Sue Tallarico, who teaches a bilingual third-grade class at Meadow Homes Elementary School in Concord, subsequently invited him. Her students,. she said, are reading and writing in both English and Spanish. The audience greeted her invitation with cheers. Unz politely demurred, citing the demands of his campaign schedule.

A Pittsburg High School student told Unz she has been studying a foreign language for two years and is not yet proficient. She asked why he thinks it is possible for children to learn English in just 180 days, the length of the school year.

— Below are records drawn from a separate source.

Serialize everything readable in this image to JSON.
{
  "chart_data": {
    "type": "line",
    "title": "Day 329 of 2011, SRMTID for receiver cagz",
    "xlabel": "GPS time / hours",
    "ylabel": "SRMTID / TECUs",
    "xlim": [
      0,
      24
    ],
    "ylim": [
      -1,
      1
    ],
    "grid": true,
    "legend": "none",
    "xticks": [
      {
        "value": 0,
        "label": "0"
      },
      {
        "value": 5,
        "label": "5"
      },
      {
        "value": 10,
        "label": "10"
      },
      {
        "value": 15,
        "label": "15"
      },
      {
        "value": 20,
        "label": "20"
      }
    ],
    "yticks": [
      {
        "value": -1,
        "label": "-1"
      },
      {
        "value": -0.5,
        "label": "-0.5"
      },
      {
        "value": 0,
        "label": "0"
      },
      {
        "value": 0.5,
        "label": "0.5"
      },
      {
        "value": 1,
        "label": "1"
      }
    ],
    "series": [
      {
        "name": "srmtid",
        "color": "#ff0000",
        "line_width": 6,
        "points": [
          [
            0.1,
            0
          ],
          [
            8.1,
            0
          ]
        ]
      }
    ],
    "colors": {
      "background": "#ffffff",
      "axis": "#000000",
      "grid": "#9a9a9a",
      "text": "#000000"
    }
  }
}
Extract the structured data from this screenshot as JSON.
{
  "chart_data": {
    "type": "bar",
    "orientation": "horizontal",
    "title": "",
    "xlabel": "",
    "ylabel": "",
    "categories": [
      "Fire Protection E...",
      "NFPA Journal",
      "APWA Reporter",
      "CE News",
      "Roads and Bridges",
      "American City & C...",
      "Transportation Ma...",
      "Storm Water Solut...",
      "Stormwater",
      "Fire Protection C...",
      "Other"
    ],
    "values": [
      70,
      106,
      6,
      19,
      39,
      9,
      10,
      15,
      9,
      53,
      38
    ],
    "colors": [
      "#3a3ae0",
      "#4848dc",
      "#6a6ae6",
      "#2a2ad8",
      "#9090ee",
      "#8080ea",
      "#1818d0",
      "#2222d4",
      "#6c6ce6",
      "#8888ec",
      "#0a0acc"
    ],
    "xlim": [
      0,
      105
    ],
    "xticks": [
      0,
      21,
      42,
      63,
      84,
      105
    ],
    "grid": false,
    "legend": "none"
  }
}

Unz said he speaks "only 1½ languages," and that if he had been immersed in French the way he proposes that immigrant children be immersed in English, he would be more proficient. He said he learned French for an hour a day, the way today's immigrant children learn English -- and that it's not good enough.

"Bilingual education is a very well-intentioned program," Unz said. "But it has not worked. The only thing keeping it afloat is the millions of dollars that goes to people who make a living from this failed government program."

Thier described the program mandated by Prop. 227 as "a sink or swim, big government spending program."

She said the sheltered immersion prescribed in the ballot measure is too unproven to impose on all California school districts. She objected to the one-year time limit as arbitrary and inadequate for many English learners. She also criticized the $50 million Prop. 227 would set aside for teaching English to prospective adult tutors.

The money would come out of general school funds and probably would require a bureaucracy to ensure that the adults kept their promise to tutor, she said.

About one-third of California's limited-English students are enrolled in bilingual classes, in which most of the teaching takes place in the students' native languages; most of the rest are taught either in sheltered classes, in which the teachers speak a slow and clearly enunciated English, or in mainstream classes with extra help. Federal law mandates that school districts provide assistance to students learning English.

Unz pointed out the failures of bilingual education: the low standardized test scores and high dropout rate among Hispanics and that only 5 percent of California's limited-English schoolchildren are reclassified as proficient in any given year.

So far, Unz's message has appealed to prospective voters. In opinion polls, Prop. 227 is favored by a 2-1 margin, cutting across all ethnic groups. Unz is particularly proud of the support for the initiative from the Hispanic community, which he believes has been most handicapped by bilingual programs.

Unz, a Silicon Valley electronics entrepreneur with no formal background in education theory, ran against Gov. Pete Wilson in the 1994 Republican primary. He says he opposed Proposition 187, which would have withheld social services to illegal immigrants.

He wrote the Prop. 227 ballot measure with Gloria Matta Tuchman, an Orange County first-grade teacher who is running for state superintendent of public instruction. Tuchman's Santa Ana classroom is the model for the program proposed in Prop. 227.

Prop. 227 opponents often raise questions about the political ambitions and motivations of Unz and Tuchman. The No on Unz forces have yet to spend any of their estimated $2 million war chest, and they believe public opinion will turn around once voters understand Prop. 227 more fully.

Wednesday night's forum was sponsored by the League of Women Voters and Contra Costa Newspapers. Thomas Scovel, a professor of psycholinguistics at San Francisco State University and a specialist in second-language learning, provided background information on the issues discussed by Unz and Thier.